Having been warned by the magistrate of the negative effects of publicity our jailers concede and in February 2000 the Five of us are placed in Section 7E. A minor victory to celebrate.
The questions relating to our petition for a change of venue remain unanswered until a second hearing is held. Our lawyers armed this time with the results of a survey conducted by Professor Gary Moran, the scope and cost of which had been approved in advance by the judge. They also have an array of press articles – it would later transpire that these were surreptitiously paid for by the Government – in which the Five are vilified since the day they were first arrested. Professor Moran mysteriously fails to appear.
The Prosecution are empty handed but in reality will not need any material to support their arguments.
“The size of the sample is not sufficient to establish community sentiment. Mr. Moran always arrives at the same conclusions. Pamplin vs Mason is not relevant because the Cuban community is a small group within a big city and consequently is not important. Press reports stating that the “spies were trained with hallucinogenics” or that they “attacked the very heart of our National Security” were harmless, healthy, impartial, balanced and immaterial.”
One after the other, the survey that that had been approved in advance by the Judge, the Pamplin vs Mason precedent, the press articles with which the city had been bombarded for almost two years and the known history of Miami with all the inherent prejudices, collapsed. On each point, the judge ruled in favor of unsupported prosecution contentions over the evidence presented by the Defense. We were later to learn that the Judge withheld payment to the expert Moran who consequently refused to appear to defend his survey.
And a little later still we were to learn even more; the honourable Judge Lenard and Professor Moran had had problems during a previous case. The Judge never advised the parties about this conflict of interest. Another flagrant violation of the law.

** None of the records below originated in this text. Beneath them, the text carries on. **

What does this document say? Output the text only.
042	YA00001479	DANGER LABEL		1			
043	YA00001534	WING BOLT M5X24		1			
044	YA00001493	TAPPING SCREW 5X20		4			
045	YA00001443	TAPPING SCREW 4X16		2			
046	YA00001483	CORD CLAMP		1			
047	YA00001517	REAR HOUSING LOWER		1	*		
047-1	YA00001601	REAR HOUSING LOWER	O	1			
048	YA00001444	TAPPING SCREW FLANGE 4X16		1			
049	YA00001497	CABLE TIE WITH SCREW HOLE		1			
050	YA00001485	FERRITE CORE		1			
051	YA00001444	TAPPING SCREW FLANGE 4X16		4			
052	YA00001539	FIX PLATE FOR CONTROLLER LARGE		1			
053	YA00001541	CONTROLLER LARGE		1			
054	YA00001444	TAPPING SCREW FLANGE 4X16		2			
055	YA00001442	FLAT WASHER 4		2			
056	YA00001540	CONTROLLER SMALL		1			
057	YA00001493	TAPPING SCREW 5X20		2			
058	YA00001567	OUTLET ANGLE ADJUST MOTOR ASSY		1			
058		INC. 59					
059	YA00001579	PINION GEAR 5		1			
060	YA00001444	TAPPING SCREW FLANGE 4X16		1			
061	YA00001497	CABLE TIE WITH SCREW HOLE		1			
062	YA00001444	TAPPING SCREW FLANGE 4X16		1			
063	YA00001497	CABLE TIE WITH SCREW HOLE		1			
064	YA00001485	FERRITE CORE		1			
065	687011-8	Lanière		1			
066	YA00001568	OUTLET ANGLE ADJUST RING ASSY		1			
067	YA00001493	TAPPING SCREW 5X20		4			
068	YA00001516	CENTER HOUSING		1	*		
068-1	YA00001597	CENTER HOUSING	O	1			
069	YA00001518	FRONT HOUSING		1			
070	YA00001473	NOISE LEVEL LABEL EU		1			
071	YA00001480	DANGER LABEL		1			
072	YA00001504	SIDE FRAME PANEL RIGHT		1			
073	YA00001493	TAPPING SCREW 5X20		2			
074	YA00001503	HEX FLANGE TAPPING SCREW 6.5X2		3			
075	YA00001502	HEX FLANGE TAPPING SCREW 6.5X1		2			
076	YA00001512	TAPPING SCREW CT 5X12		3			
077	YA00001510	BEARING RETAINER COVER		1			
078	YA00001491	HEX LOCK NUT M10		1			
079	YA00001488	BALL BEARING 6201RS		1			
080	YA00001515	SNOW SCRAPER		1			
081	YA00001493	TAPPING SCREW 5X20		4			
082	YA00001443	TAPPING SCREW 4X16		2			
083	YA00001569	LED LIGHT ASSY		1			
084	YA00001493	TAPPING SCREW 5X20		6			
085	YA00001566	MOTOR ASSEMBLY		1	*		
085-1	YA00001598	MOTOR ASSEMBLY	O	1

When, on the 27th June 2000, the judge summarily rejected all the arguments supporting the petition for a change of venue, the fortune of the Five was sealed.
At the beginning of August the prosecution proposed a deal offering us absurd sentences in return for a guilty plea on all counts. Either way, we were never at this stage going to agree to a guilty plea on any of the false accusations that the prosecution had constructed. We were not going to lie in the dock for them so that they could then use our lies as a pretext to accuse Cuba.
The deal that I was offered came with a veiled threat: remember that your wife is not a US citizen and can be subjected to a deportation process. On my birthday – the 13th of August – I told her during a visit to prepare herself for any eventuality. On the 16th Immigration arrived at her home and took her to prison to await deportation.
There were still some other skirmishes.
On the 23rd October the prosecution showed its claws regarding concerns about what the evidence might reveal and they filed a motion that certain matters should not be discussed. This had a strange name: Motion to eliminate from the trial certain themes that…, well… had to do with certain Cuban “perceptions” about activities – not to say terrorism – that could be planned in Florida……
Put bluntly, they considered it best not to touch on the subject of terrorism during the trial. That evidence relating to such terrorism was immaterial, unimportant and irrelevant. Even though it was the combating of such terrorism that motivated the accused, this inspiration should not be made known to the jury. The motion was so ridiculous that even Judge Lenard could not support it. The beans of terrorism had just spilled over the table from the plate of the prosecution.
With everything ready for the trial to commence in five days time, my wife was deported on the 22nd November. On the 27th we were brought before the court and the official transcript of the process that will appear here in my blog was commenced.
In the fulfilment of a promise to my wife I began to write my first words in a trial diary – fragments of which I will also post — which were the inspiration for this “Chronicle of an Anticipated Parody”.